Anak kecil itu lahir dari ketidakpastian dan tumbuh dengan segala yang familiar. Satu-satunya hal yang ia hendaki hanyalah untuk pulang. Kembali ke dekapan ayah dan ibunya. Kembali ke rangkulan rumah mungilnya. Tapi apa daya, kesempatan untuk pulang telah sirna oleh waktu. Digantikan dengan kesempatan untuk pergi dan tidak kembali.
Maka anak kecil itu semakin takut dan ragu. Ia terus merengek dan memohon. Dalam pintanya, ia bertanya, kapan pulang? Tapi tidak ada yang mampu menjawab. Hingga tangisnya memelan dan hilang.

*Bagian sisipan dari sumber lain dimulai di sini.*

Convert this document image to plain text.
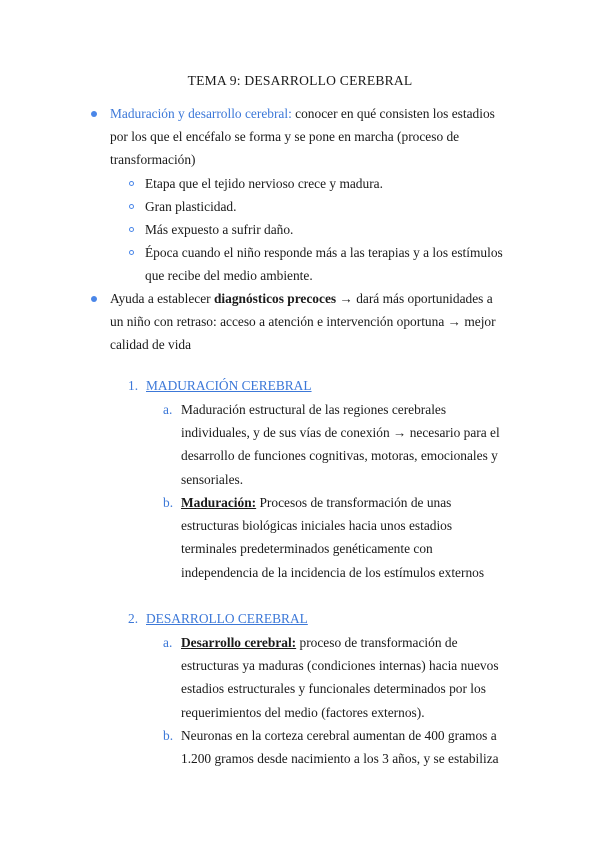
TEMA 9: DESARROLLO CEREBRAL
Maduración y desarrollo cerebral: conocer en qué consisten los estadios
por los que el encéfalo se forma y se pone en marcha (proceso de
transformación)
Etapa que el tejido nervioso crece y madura.
Gran plasticidad.
Más expuesto a sufrir daño.
Época cuando el niño responde más a las terapias y a los estímulos
que recibe del medio ambiente.
Ayuda a establecer diagnósticos precoces → dará más oportunidades a
un niño con retraso: acceso a atención e intervención oportuna → mejor
calidad de vida
1. MADURACIÓN CEREBRAL
a. Maduración estructural de las regiones cerebrales
individuales, y de sus vías de conexión → necesario para el
desarrollo de funciones cognitivas, motoras, emocionales y
sensoriales.
b. Maduración: Procesos de transformación de unas
estructuras biológicas iniciales hacia unos estadios
terminales predeterminados genéticamente con
independencia de la incidencia de los estímulos externos
2. DESARROLLO CEREBRAL
a. Desarrollo cerebral: proceso de transformación de
estructuras ya maduras (condiciones internas) hacia nuevos
estadios estructurales y funcionales determinados por los
requerimientos del medio (factores externos).
b. Neuronas en la corteza cerebral aumentan de 400 gramos a
1.200 gramos desde nacimiento a los 3 años, y se estabiliza
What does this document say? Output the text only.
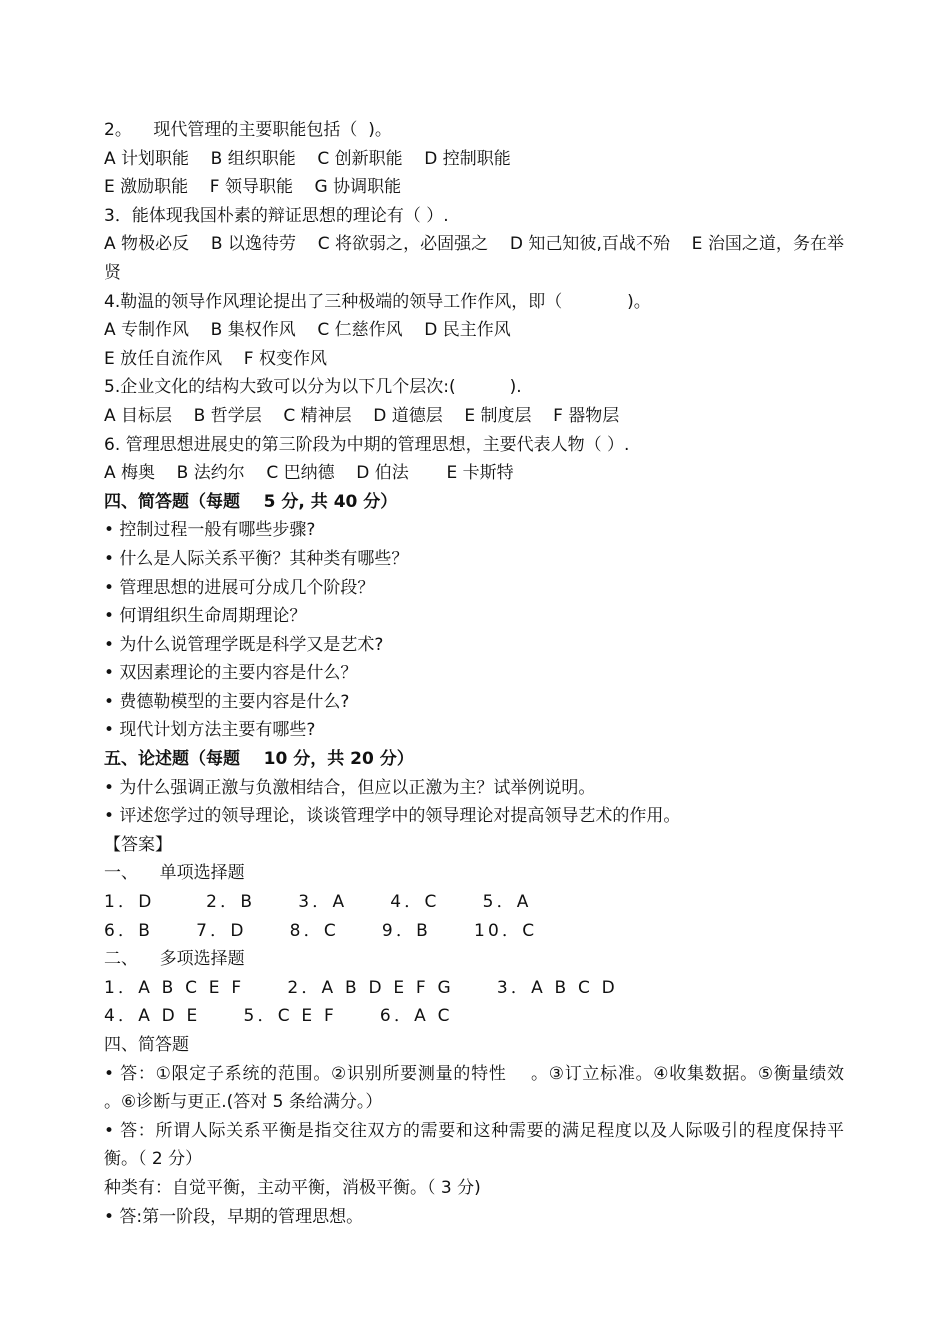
2。    现代管理的主要职能包括（  )。
A 计划职能    B 组织职能    C 创新职能    D 控制职能
E 激励职能    F 领导职能    G 协调职能
3．能体现我国朴素的辩证思想的理论有（ ）.
A 物极必反    B 以逸待劳    C 将欲弱之，必固强之    D 知己知彼,百战不殆    E 治国之道，务在举贤
4.勒温的领导作风理论提出了三种极端的领导工作作风，即（            )。
A 专制作风    B 集权作风    C 仁慈作风    D 民主作风
E 放任自流作风    F 权变作风
5.企业文化的结构大致可以分为以下几个层次:(          ).
A 目标层    B 哲学层    C 精神层    D 道德层    E 制度层    F 器物层
6. 管理思想进展史的第三阶段为中期的管理思想，主要代表人物（ ）.
A 梅奥    B 法约尔    C 巴纳德    D 伯法       E 卡斯特
四、简答题（每题    5 分, 共 40 分）
• 控制过程一般有哪些步骤?
• 什么是人际关系平衡？其种类有哪些？
• 管理思想的进展可分成几个阶段？
• 何谓组织生命周期理论？
• 为什么说管理学既是科学又是艺术?
• 双因素理论的主要内容是什么？
• 费德勒模型的主要内容是什么?
• 现代计划方法主要有哪些?
五、论述题（每题    10 分，共 20 分）
• 为什么强调正激与负激相结合，但应以正激为主？试举例说明。
• 评述您学过的领导理论，谈谈管理学中的领导理论对提高领导艺术的作用。
【答案】
一、    单项选择题
1．D      2．B     3．A     4．C     5．A
6．B     7．D     8．C     9．B     10．C
二、    多项选择题
1．A B C E F     2．A B D E F G     3．A B C D
4．A D E     5．C E F     6．A C
四、简答题
• 答：①限定子系统的范围。②识别所要测量的特性    。③订立标准。④收集数据。⑤衡量绩效    。⑥诊断与更正.(答对 5 条给满分。）
• 答：所谓人际关系平衡是指交往双方的需要和这种需要的满足程度以及人际吸引的程度保持平衡。（ 2 分）
种类有：自觉平衡，主动平衡，消极平衡。（ 3 分)
• 答:第一阶段，早期的管理思想。
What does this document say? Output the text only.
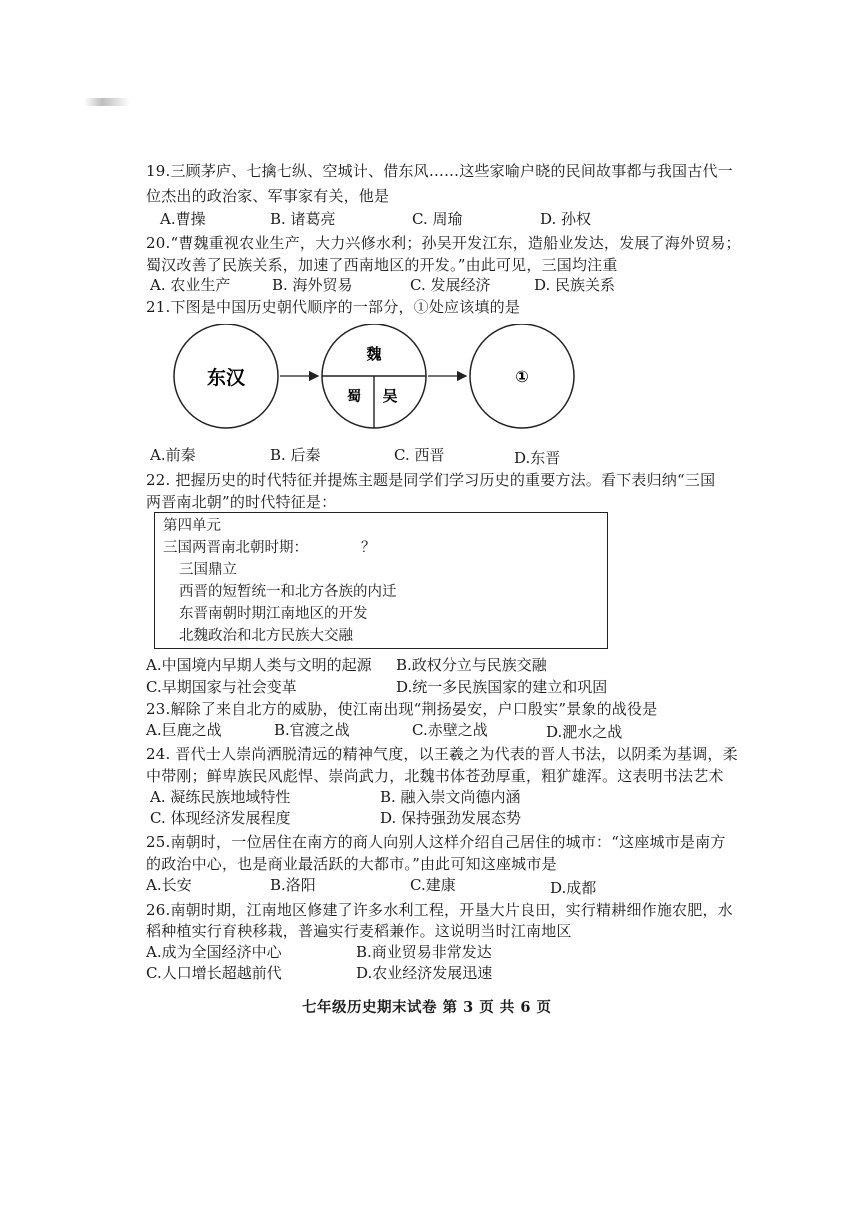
19.三顾茅庐、七擒七纵、空城计、借东风……这些家喻户晓的民间故事都与我国古代一
位杰出的政治家、军事家有关，他是
A.曹操	B. 诸葛亮	C. 周瑜	D. 孙权
20.“曹魏重视农业生产，大力兴修水利；孙吴开发江东，造船业发达，发展了海外贸易；
蜀汉改善了民族关系，加速了西南地区的开发。”由此可见，三国均注重
A. 农业生产	B. 海外贸易	C. 发展经济	D. 民族关系
21.下图是中国历史朝代顺序的一部分，①处应该填的是
东汉
魏
蜀 吴
①
A.前秦	B. 后秦	C. 西晋	D.东晋
22. 把握历史的时代特征并提炼主题是同学们学习历史的重要方法。看下表归纳“三国
两晋南北朝”的时代特征是：
第四单元
三国两晋南北朝时期：	？
三国鼎立
西晋的短暂统一和北方各族的内迁
东晋南朝时期江南地区的开发
北魏政治和北方民族大交融
A.中国境内早期人类与文明的起源 B.政权分立与民族交融
C.早期国家与社会变革	D.统一多民族国家的建立和巩固
23.解除了来自北方的威胁，使江南出现“荆扬晏安，户口殷实”景象的战役是
A.巨鹿之战	B.官渡之战	C.赤壁之战	D.淝水之战
24. 晋代士人崇尚洒脱清远的精神气度，以王羲之为代表的晋人书法，以阴柔为基调，柔
中带刚；鲜卑族民风彪悍、崇尚武力，北魏书体苍劲厚重，粗犷雄浑。这表明书法艺术
A. 凝练民族地域特性	B. 融入崇文尚德内涵
C. 体现经济发展程度	D. 保持强劲发展态势
25.南朝时，一位居住在南方的商人向别人这样介绍自己居住的城市：“这座城市是南方
的政治中心，也是商业最活跃的大都市。”由此可知这座城市是
A.长安	B.洛阳	C.建康	D.成都
26.南朝时期，江南地区修建了许多水利工程，开垦大片良田，实行精耕细作施农肥，水
稻种植实行育秧移栽，普遍实行麦稻兼作。这说明当时江南地区
A.成为全国经济中心	B.商业贸易非常发达
C.人口增长超越前代	D.农业经济发展迅速
七年级历史期末试卷 第 3 页 共 6 页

Hingga ia hanya bisa termangu dan terdiam.
Namun luka-lukanya menyayat semakin dalam.
Maka gapailah anak kecil itu dan peluk ia erat-erat. Tidak ada yang abadi, termasuk luka-luka yang ia hadapi. Dan ketika badai telah usai, ia akan kembali riang menikmati pelangi yang hadir. Dan luka-lukanya, semoga, perlahan pulih dan tidak akan pedih lagi.
Dan anak kecil itu akan terus mengiringi langkah kaki ini.